For reasons mainly due to the availability of support infrastructure, much of Uganda’s manufacturing and industrial output is located in the Kampala Metropolitan Area or upcountry urban centres. By implementing the Parish Development Model (PDM), the government sees this strategy as one way in balancing out the prevailing regional economic and employment disparities.
PDM seeks to improve incomes and the quality of life for the 39% of the households stuck in the subsistence economy. According to government figures, this percentage translates to three million households and 16 million people.
The Indians have all manner of relatively cheap and lightweight processing equipment that can be easily adapted to local conditions and used to add value to whatever is at hand within a given parish. It merely requires doing some research to evaluate what makes the best fit for the relevant community. For instance, India’s cotton weaving industry is a good case study for Eastern and Northern Uganda.
In the name of business, and for years now, Ugandans have been shuttling to Dubai and Guangzhou then coming back with finished goods (which they tag on ridiculous mark ups) then sit back and wait for customers in our downtown malls and plazas.
This model is not sustainable if the economy is to see faster rates of GDP and cater for a rapidly growing population. With the push for more domestic value-addition, these traders will certainly feel the pressure to change this mindset.
Various studies have shown that small-scale industries have the potential to spread economic development beyond urban areas and reduce regional differences. This is because opportunities are created in rural and remote areas, which in turn promotes balanced economic development.
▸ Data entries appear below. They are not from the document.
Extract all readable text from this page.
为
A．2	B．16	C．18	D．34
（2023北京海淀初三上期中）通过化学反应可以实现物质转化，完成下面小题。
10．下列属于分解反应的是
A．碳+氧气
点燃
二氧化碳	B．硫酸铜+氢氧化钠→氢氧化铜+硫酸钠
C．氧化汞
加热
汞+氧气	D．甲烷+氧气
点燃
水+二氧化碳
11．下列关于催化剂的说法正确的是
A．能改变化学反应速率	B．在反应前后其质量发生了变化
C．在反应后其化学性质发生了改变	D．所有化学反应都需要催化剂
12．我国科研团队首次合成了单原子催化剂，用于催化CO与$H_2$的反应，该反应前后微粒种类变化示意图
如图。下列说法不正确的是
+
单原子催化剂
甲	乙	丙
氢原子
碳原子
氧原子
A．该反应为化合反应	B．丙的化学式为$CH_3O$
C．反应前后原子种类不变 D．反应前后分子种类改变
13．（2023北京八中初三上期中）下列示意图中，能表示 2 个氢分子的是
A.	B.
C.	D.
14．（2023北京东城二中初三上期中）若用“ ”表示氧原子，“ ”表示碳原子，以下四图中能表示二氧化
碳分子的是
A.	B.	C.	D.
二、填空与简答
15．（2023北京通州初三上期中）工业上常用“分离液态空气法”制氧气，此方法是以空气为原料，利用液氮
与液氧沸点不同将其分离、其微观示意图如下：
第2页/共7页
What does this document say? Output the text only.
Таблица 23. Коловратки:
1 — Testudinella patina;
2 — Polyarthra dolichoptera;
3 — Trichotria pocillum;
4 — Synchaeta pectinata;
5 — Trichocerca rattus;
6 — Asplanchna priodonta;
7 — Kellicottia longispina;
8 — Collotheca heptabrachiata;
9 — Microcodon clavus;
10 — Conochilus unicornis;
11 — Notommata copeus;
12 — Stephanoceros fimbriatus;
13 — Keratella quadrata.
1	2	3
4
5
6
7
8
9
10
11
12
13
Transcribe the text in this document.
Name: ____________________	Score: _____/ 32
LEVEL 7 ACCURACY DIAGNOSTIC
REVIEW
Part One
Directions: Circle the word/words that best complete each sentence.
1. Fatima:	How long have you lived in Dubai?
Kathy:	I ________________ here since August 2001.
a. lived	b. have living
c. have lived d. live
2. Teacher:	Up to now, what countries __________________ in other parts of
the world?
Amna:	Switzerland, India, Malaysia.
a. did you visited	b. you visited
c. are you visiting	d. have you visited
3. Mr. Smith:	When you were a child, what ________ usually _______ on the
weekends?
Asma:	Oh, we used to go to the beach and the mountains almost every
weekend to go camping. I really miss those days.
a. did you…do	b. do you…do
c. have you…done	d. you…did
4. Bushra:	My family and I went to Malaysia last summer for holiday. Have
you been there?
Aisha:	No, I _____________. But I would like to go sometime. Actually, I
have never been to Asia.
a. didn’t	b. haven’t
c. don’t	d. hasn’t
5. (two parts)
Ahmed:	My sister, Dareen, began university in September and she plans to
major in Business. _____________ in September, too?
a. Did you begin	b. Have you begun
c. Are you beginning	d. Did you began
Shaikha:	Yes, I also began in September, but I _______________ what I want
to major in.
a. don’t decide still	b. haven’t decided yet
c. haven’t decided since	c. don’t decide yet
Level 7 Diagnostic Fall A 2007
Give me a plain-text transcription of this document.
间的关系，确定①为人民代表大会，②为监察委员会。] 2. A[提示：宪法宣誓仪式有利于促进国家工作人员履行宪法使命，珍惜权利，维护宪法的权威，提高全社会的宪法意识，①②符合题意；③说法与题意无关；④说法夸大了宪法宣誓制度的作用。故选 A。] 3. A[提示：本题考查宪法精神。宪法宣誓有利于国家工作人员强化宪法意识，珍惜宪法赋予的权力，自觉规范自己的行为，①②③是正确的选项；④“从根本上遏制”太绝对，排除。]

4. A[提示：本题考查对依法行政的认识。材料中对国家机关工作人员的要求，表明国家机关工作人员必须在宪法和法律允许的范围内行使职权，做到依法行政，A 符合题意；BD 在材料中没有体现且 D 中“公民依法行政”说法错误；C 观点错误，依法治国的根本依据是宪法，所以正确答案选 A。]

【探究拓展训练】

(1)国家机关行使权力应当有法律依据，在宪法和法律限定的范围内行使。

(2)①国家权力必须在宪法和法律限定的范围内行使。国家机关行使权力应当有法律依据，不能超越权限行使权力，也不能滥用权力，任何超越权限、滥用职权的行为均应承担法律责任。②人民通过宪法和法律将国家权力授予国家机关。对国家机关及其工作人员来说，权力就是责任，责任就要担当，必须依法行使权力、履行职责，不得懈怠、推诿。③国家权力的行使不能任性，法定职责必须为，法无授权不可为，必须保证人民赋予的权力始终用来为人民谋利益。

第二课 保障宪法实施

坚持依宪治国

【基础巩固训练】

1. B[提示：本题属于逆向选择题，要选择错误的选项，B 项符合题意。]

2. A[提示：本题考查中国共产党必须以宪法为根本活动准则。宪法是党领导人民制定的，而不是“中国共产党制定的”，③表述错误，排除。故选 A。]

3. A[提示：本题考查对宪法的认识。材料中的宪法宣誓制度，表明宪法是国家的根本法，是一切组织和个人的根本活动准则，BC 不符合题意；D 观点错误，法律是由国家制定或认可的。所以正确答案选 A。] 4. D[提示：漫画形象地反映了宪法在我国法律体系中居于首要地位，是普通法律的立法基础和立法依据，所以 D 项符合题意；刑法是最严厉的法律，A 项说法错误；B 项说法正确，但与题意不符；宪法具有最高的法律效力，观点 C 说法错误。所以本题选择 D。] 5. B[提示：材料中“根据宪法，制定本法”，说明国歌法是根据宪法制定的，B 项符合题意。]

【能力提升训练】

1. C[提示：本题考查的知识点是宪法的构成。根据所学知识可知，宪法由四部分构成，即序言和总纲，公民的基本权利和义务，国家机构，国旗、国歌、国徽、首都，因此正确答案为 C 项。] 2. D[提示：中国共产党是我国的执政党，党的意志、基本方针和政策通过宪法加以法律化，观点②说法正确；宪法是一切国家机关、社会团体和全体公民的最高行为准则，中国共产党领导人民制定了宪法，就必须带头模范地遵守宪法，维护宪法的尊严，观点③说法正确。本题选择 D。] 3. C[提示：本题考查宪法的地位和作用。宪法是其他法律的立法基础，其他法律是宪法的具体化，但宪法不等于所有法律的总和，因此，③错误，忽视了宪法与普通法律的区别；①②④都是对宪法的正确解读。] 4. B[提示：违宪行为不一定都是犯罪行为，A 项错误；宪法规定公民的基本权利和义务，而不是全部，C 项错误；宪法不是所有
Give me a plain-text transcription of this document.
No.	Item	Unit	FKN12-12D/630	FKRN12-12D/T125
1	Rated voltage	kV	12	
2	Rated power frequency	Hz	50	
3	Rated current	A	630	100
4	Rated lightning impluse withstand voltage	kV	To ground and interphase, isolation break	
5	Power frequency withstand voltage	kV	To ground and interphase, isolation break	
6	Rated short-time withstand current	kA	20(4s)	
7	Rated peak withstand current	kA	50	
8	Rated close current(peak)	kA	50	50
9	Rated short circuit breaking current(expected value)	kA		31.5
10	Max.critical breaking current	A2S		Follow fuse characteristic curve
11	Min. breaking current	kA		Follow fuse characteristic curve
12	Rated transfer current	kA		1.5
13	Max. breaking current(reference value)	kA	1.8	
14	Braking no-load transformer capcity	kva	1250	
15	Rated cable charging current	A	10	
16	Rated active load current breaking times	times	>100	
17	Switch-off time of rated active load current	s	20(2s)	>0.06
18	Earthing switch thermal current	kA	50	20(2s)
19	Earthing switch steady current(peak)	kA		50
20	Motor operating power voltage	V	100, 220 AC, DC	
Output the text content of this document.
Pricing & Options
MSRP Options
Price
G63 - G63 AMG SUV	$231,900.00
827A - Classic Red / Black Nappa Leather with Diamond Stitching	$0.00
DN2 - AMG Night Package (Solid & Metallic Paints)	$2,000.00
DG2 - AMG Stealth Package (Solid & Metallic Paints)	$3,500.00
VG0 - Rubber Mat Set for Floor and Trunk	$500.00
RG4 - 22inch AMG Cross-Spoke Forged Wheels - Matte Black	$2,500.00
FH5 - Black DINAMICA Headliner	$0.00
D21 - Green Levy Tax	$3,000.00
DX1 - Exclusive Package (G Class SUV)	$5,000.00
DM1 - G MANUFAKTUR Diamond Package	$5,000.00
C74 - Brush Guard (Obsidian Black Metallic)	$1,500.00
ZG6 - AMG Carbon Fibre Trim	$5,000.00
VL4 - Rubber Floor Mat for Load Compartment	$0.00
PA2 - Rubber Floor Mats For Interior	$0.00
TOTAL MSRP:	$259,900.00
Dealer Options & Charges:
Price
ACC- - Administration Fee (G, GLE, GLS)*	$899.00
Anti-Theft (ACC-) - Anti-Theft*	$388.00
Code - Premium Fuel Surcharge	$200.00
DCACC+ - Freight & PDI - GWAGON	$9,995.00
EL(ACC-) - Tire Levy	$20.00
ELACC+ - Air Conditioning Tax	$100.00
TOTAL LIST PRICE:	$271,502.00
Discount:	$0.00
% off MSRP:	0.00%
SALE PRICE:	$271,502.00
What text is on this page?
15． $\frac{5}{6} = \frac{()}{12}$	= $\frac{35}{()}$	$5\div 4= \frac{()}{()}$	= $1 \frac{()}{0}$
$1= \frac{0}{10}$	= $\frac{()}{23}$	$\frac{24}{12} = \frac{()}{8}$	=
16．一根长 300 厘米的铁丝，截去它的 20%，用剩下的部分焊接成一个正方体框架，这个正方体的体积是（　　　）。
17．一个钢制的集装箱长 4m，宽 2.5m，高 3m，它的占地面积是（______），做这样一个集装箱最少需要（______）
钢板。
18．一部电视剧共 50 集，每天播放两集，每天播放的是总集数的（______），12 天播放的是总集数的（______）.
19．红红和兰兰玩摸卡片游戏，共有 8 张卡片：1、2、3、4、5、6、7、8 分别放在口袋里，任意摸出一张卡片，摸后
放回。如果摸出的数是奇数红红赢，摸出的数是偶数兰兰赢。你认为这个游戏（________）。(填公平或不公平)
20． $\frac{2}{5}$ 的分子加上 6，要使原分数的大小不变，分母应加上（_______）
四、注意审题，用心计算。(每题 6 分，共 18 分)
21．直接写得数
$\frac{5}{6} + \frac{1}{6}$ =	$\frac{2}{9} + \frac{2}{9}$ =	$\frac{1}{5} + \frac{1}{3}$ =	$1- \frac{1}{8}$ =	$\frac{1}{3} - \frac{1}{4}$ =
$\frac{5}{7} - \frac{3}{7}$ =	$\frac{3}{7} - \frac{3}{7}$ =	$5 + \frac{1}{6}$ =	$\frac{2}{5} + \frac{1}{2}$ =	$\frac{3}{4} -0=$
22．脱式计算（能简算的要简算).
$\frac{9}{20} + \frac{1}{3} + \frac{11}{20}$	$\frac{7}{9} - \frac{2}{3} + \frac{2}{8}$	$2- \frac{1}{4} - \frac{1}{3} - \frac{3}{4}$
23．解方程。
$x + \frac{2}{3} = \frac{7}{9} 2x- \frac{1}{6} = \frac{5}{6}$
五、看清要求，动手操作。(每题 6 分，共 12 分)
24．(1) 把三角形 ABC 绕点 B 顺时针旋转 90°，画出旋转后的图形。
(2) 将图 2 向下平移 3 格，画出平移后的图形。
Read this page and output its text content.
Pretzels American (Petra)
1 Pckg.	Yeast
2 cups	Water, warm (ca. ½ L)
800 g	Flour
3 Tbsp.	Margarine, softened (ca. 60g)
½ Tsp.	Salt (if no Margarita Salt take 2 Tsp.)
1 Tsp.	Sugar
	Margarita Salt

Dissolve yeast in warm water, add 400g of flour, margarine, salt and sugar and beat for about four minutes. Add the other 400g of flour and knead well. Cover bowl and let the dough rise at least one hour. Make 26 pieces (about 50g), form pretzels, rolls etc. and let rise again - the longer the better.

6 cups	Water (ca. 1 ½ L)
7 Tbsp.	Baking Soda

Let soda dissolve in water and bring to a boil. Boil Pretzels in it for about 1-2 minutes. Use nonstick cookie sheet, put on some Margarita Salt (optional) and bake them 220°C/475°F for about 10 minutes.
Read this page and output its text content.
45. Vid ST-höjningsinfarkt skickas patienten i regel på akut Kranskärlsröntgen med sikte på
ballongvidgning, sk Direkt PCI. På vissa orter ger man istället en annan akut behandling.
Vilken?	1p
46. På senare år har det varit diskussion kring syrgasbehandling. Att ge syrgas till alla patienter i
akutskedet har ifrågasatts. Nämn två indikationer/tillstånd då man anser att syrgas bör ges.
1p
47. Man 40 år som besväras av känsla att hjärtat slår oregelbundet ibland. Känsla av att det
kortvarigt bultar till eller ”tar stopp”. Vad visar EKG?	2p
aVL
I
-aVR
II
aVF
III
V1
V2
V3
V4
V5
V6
Increasing grid electricity is an added incentive.
Currently, there are numerous public and private sector-led skilling schemes aimed at young people across Uganda. The next major step is putting these skills into practical use by availing them with the appropriate machinery and equipment which India has in plenty.
It’s true, that for many Ugandans, India does not inspire the same glamour and excitement they associate with a visit to United Arab Emirates or China. After all, India has 400 million people still living in poverty while the Chinese managed over 40 years to lift nearly 800 million people out impoverishment.
Nevertheless, Uganda has pressing economic problems and India has solutions. Certainly not for everything, but Uganda’s entrepreneurial capacity can only improve once we have a better idea of what they can offer. Studies tours would be an ideal first step now that Uganda Airlines has direct flights.
That said, it’s time to start practicing bringing your palms together in front of your heart, then bowing your head and say: ‘Namaste’.